Syrische Kurdenmiliz wirft Türkei Blockade von Abzug vor

Die kurdischen Milizen in Nordsyrien haben der Türkei vorgeworfen, den vereinbarten Abzug ihrer Kämpfer aus dem Grenzgebiet zu blockieren. Die Türkei verhindere den Abzug ihrer Truppen, der Verwundeten und der Zivilisten aus dem Gebiet um die Grenzstadt Ras al-Ain, sagte der Kommandant der Syrischen Demokratischen Kräfte (SDF), Maslum Abdi, heute der Nachrichtenagentur AFP in einem Telefoninterview.

Die SDF ist ein kurdisch-arabisches Bündnis, das von den kurdischen Volksverteidigungseinheiten (YPG) dominiert wird. Die Türkei hatte vergangene Woche eine lange angedrohte Offensive gestartet, um die YPG-Kämpfer von ihrer Grenze zurückzudrängen. Auf Druck der USA willigte Ankara am Donnerstag ein, den Einsatz für fünf Tage auszusetzen, um der syrischen Kurdenmiliz Zeit zum Abzug aus dem Grenzgebiet zu geben.

Die SDF sagte zwar die Einhaltung der Waffenruhe zu, erklärte aber, dass sie nur das relativ kleine Gebiet zwischen den Städten Ras al-Ain und Tal Abjad betreffe. Trotz der Waffenruhe gab es gestern weiter Kämpfe in Ras al-Ain und nahegelegenen Dörfern. Beide Seiten warfen einander die Verletzung der Feuerpause vor. Die kurdischen Milizen beklagten, dass die türkische Armee und verbündete syrische Milizen weiterhin Ras al-Ain belagern würden.

Erdogan: „Würden Köpfe kurdischer Rebellen zerquetschen“

Der türkische Präsident Recep Tayyip Erdogan kündigte unterdessen ein hartes Vorgehen gegen kurdische Kämpfer an, sollten sie nicht binnen Tagen aus Nordsyrien abziehen. Die Türkei werde die Köpfe der Rebellen zerquetschen, sollten sie das Gebiet nicht binnen der mit den USA vereinbarten 120-Stunden-Frist verlassen, sagte Erdogan am Samstag bei einer Veranstaltung in der Provinz Kayseri.

Erdogan erklärte zudem, er werde mit dem russischen Präsidenten Wladimir Putin über die Gebiete der von der Türkei geplanten „Sicherheitszone“ in Nordsyrien sprechen, wo nun syrische Soldaten stationiert seien. Sollte es in den Gesprächen zu keiner Lösung kommen, werde die Türkei „ihre eigenen Pläne“ durchsetzen.

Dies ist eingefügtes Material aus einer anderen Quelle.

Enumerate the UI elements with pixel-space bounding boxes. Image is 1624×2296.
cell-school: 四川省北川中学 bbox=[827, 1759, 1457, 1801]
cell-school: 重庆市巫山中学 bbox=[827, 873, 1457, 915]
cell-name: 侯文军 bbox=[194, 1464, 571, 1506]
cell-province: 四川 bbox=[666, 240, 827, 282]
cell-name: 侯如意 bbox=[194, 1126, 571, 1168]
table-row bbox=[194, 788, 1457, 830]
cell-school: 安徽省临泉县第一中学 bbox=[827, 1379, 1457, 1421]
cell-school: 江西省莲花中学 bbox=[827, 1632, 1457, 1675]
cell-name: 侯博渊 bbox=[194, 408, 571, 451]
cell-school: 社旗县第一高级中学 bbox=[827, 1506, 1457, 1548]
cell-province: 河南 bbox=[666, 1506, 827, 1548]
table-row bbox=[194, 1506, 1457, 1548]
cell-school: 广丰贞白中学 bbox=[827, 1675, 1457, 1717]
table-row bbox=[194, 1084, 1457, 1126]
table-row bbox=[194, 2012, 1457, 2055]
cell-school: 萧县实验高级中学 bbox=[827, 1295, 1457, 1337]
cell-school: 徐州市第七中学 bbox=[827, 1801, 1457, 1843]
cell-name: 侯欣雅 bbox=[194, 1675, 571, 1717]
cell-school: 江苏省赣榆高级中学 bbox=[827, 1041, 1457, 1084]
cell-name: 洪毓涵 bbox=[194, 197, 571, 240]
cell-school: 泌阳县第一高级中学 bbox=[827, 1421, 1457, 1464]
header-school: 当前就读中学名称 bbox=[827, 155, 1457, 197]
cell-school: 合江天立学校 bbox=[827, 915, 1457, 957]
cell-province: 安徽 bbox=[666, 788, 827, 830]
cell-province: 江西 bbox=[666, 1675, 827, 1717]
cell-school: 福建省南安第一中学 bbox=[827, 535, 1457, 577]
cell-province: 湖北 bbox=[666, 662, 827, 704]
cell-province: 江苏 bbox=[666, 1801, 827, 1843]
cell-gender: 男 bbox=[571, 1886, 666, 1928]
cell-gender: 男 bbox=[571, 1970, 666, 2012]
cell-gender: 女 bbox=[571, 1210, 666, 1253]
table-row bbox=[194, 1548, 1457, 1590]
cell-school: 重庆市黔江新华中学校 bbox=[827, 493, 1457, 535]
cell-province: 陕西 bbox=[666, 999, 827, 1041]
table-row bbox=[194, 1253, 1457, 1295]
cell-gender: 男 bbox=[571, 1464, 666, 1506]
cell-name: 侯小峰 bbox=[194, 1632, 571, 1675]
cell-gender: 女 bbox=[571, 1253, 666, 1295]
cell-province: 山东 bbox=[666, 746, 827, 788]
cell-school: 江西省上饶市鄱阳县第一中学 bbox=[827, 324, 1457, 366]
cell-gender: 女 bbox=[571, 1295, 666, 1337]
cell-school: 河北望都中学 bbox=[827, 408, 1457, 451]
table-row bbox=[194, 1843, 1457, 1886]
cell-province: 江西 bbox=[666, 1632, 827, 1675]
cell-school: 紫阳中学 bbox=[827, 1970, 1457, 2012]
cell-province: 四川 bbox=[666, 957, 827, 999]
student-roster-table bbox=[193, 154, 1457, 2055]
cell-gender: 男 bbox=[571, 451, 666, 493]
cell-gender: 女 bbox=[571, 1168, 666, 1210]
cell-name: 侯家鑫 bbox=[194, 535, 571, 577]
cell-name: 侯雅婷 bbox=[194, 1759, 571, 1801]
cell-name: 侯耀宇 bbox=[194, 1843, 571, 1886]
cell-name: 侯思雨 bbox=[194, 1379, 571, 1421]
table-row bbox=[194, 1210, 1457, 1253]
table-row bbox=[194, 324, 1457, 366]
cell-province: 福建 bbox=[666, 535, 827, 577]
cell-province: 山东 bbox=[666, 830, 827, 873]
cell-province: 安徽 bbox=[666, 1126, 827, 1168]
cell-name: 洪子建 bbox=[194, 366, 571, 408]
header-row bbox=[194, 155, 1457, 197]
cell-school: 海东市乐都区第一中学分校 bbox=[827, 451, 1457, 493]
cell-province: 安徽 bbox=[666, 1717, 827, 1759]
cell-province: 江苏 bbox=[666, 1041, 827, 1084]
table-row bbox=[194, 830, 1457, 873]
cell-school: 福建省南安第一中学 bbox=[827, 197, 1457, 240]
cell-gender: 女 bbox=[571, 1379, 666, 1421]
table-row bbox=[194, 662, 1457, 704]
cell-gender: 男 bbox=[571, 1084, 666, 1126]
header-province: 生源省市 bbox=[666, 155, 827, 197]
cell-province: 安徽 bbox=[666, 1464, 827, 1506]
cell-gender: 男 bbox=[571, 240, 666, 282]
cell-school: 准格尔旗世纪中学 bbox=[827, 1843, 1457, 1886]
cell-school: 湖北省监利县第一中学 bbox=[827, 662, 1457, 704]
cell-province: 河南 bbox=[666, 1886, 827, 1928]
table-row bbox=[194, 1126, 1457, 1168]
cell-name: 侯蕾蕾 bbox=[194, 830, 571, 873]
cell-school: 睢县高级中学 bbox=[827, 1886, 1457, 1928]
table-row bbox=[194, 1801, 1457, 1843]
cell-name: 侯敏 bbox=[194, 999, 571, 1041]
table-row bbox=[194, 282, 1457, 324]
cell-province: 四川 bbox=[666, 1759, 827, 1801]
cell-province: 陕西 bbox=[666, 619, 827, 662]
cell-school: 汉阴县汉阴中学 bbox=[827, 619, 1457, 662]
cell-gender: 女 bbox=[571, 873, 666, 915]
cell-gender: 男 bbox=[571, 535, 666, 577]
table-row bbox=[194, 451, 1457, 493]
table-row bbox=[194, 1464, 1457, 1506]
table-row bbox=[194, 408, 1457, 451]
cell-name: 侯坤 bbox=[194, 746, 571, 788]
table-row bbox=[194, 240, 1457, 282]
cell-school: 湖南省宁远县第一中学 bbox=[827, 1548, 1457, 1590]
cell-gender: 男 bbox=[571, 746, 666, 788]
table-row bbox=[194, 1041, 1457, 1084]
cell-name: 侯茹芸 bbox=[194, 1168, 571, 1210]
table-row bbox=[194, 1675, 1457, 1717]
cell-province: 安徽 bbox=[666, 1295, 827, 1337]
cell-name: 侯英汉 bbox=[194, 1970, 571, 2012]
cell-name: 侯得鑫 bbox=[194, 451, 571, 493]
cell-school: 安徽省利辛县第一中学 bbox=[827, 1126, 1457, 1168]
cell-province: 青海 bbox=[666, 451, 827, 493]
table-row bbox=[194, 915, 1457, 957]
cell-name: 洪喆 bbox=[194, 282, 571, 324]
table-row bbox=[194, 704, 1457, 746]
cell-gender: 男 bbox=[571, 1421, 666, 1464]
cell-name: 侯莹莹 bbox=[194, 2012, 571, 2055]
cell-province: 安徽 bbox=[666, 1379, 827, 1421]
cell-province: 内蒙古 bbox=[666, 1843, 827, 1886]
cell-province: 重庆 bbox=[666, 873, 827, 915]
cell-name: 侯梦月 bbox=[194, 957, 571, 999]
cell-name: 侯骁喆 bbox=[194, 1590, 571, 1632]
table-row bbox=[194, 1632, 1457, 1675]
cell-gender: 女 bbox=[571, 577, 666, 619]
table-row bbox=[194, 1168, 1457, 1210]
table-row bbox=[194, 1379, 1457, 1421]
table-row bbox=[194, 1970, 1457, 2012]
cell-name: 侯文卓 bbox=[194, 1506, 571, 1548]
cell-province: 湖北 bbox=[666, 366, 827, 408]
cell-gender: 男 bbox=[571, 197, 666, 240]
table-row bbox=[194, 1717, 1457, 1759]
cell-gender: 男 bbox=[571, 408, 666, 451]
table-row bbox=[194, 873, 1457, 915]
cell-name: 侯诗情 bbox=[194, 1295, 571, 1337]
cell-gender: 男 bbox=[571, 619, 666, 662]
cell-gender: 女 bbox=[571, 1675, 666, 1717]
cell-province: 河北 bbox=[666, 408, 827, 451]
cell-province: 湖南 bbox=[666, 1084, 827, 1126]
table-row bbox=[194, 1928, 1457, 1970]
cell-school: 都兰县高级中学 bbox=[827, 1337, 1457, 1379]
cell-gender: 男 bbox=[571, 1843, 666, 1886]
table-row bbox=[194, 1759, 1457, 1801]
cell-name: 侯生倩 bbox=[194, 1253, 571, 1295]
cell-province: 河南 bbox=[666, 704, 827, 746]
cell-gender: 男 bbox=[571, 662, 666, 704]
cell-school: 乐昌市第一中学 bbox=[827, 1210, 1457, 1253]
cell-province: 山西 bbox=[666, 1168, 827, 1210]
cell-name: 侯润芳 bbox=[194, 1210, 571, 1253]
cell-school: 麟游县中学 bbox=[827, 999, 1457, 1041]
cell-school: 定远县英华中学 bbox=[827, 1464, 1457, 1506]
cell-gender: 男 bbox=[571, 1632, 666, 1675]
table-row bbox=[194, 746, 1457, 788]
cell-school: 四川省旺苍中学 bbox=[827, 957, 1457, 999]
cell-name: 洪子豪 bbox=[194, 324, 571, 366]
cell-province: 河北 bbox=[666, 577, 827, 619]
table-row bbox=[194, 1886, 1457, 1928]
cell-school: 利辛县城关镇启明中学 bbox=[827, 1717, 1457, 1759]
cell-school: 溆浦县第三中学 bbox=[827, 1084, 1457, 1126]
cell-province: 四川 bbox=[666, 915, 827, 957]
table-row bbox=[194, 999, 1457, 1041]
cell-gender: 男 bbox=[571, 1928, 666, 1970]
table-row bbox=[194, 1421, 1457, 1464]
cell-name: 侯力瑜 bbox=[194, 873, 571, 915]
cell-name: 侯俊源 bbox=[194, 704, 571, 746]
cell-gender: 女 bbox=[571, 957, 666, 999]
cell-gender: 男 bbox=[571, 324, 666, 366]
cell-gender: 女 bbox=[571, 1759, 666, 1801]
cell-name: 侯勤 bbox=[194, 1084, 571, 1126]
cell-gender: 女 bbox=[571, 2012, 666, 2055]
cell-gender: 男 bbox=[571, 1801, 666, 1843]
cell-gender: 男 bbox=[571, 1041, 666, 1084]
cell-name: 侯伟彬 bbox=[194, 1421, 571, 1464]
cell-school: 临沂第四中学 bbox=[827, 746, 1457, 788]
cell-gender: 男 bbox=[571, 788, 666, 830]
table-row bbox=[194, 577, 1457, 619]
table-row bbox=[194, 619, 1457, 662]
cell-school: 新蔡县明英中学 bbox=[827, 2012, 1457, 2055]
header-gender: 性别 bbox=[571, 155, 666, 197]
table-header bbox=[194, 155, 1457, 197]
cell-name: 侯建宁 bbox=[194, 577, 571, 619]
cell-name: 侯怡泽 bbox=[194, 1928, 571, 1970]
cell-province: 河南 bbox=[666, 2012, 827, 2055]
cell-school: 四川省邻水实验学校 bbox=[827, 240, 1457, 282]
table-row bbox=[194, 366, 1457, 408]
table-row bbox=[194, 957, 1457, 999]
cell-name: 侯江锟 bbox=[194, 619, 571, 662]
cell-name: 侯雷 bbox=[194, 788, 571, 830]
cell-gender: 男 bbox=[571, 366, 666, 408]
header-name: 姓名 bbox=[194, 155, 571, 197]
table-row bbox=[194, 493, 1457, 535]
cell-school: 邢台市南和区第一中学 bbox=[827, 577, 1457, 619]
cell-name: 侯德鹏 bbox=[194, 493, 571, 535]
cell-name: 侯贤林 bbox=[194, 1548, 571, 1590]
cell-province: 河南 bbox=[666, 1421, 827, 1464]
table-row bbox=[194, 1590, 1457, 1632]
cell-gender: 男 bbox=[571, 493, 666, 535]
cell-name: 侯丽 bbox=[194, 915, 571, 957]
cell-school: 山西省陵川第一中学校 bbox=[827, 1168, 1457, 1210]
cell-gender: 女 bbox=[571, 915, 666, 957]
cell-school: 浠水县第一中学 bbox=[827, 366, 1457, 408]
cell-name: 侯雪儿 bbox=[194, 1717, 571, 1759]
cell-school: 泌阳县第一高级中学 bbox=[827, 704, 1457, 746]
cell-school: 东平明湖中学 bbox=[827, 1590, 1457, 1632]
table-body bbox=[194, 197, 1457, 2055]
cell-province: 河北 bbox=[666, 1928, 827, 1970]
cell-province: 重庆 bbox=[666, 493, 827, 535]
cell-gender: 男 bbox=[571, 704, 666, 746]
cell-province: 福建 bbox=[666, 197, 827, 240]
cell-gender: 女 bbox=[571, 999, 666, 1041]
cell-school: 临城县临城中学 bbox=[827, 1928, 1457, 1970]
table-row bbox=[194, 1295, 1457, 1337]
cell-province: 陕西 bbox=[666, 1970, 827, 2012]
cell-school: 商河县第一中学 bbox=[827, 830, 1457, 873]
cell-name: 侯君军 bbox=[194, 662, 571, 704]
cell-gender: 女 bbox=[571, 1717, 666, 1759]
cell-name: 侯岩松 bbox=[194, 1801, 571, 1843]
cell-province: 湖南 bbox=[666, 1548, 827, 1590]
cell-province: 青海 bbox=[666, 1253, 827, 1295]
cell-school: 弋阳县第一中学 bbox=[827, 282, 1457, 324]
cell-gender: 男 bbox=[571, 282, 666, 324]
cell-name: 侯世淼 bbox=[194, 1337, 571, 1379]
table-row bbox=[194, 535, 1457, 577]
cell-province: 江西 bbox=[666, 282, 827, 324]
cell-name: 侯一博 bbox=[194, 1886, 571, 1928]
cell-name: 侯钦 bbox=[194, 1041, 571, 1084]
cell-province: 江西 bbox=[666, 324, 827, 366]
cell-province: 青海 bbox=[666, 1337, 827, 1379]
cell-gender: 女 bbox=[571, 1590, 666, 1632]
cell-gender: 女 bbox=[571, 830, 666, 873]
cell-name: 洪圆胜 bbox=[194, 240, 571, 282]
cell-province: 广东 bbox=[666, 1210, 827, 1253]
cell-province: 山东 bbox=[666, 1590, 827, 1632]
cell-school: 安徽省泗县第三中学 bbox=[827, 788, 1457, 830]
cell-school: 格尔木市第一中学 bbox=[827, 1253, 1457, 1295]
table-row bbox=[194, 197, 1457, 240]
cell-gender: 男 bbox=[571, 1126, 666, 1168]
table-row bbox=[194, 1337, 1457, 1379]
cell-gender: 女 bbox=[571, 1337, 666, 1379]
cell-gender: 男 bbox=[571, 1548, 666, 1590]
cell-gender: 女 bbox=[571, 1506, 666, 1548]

NATO richtet Krisenstab ein

Die NATO hat einem Zeitungsbericht zufolge einen Krisenstab gebildet, der sich mit der türkischen Offensive in Nordsyrien und ihren möglichen Folgen beschäftigt. Dem Gremium gehörten Aufklärungs- und Sicherheitsexperten, Fachleute für Militäroperationen und politische Berater an, berichtete die Zeitung „Welt am Sonntag“ unter Berufung auf NATO-Kreise.

Während einer Sitzung der 29 NATO-Botschafter im sogenannten Nordatlantikrat am vergangenen Mittwoch habe sich die Türkei bereit erklärte, ihre NATO-Partner laufend über Angriffe, Flüchtlingsströme und Kriegsschäden im Kampfgebiet zu unterrichten. Außerdem habe Ankara intern klargemacht, dass die Angriffe im Norden Syriens bis in die erste November-Hälfte fortgeführt werden sollten – das sei allerdings vor der Vereinbarung einer Waffenruhe gewesen.